Early in the morning on August 25, citizens were peacefully standing at a trolleybus station on their way to offices, but suddenly the place turned into the front line
The reality is gradually getting out of hand; it consequently reveals the gaps of the black chaos. The world sags like the clock in Dali's pictures and turns into a clockwork bomb. At every corner we stumble on surrealism; terrorists come to quiet provincial cities turning bus stations into sinister objects killing people. The division of population into the military and civil is getting more and more relative.
Early in the morning on August 25, citizens in the Russian city of Krasnodar were peacefully standing at a trolleybus station on their way to offices, but suddenly the place turned into the front line. The calm morning coolness was split with explosions. Clockwork mechanisms were set to 7.30 a.m. and fixed in three spots of the city.
The explosions claimed lives of three people, an aged man and two young women. People suffering from different wounds were taken to local hospitals. As could be expected, the authorities have quickly become very active: the entries and exits of the city were blocked; police officials were recalled from their vacations; all telephone lines and mobile phones were immediately tapped. However, all the measures proved to be ineffective and terrorists managed to escape (as it usually happens, to tell the truth).

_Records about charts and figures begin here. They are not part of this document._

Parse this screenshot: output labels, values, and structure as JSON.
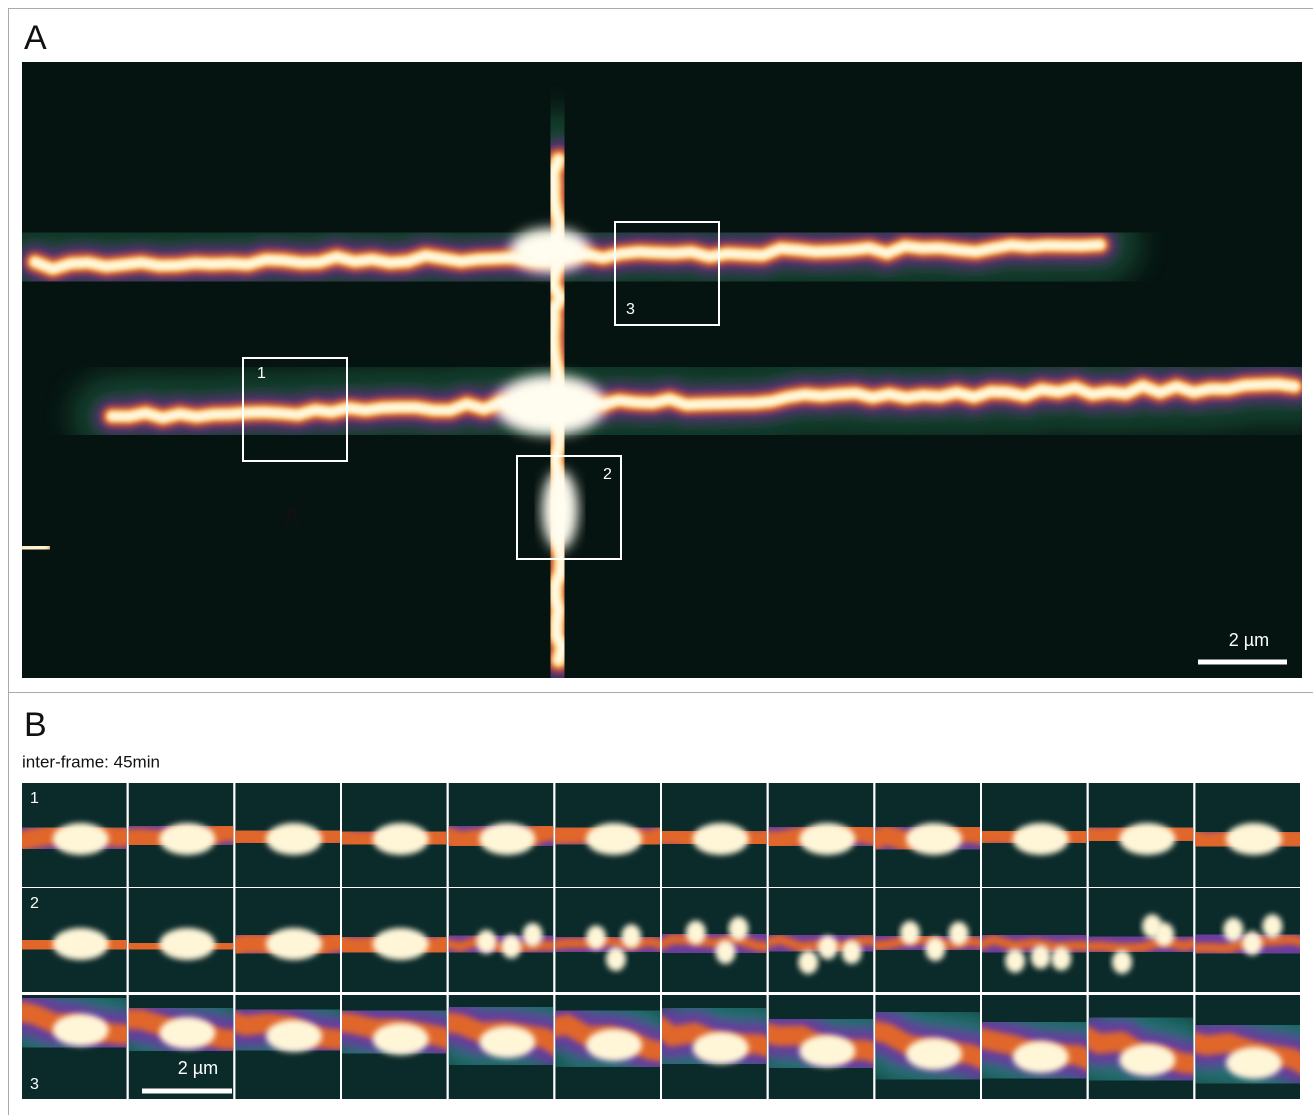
{
  "panel_a": {
    "label": "A",
    "scale_bar": "2 µm",
    "boxes": [
      "1",
      "2",
      "3"
    ],
    "image_annotation": "A"
  },
  "panel_b": {
    "label": "B",
    "subtitle": "inter-frame: 45min",
    "rows": [
      "1",
      "2",
      "3"
    ],
    "scale_bar": "2 µm"
  }
}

In fact, nothing effective could be taken in the situation as terrorism is a very subtle thing. The problem could be easily solved if in reality all sinister terrorists looked typically and demonstrated their malicious intentions with every movement they made. But in fact terrorists may be also wonderfully dressed people, smoothly shaven; the type of their faces can be European not Caucasus at all. This is at a regular war that enemies are dressed in different uniforms, speak different languages and are separated from each other with the front line. The situation is radically different at peace time hostilities when everything is mixed. Is it normal that ordinary people can be blown up at a trolleybus station? If people can find themselves in such rather extreme situations we may soon start suspecting our neighbors with whom we discuss latest football events of being connected with terrorism. Indeed, this suggestion cannot be ruled out.
Until recently people from quiet provincial cities of Russia have had immunity: may be the sound conservatism protected these people from the nightmare of twenty-four-hour patrolling of the streets. Explosions have become awfully frequent in Moscow and life in the place goes on the brink of psychical pathology. Explosions are no longer a surprise in Caucasus cities seized with the war. Nobody could expect that such cruel terrorism might reach Krasnodar.
The city of Krasnodar is not a simple place. The city resembles the city of Rostov in the mode of its life and the conservatism. For a very long period the Rostov-like mode of living served Krasnodar a shield protecting the city from rude consequences of the epoch-making events going on in the heart of the country: perestroika, coup d'etat, change of the parliament and presidents. While the central cities of Russia competed with each other for the status of Russia's criminal capital, Krasnodar watched the events from the outside.
As recent opinion polls conducted in the city of Rostov, the one with which Krasnodar has been compared above, reveal that people no longer feel safe there. They fear that next to Krasondar more acts of terrorism may follow and even in Rostov as the cities are situated close to each other.
Indeed, in the situation when civil people apprehend the danger of terrorist acts, explosions and catastrophes every day, their lives turn into everyday wars. Some of the questioned add that it would be better to introduce Stalin's order in the Caucasus to somehow prevent spreading of terrorism.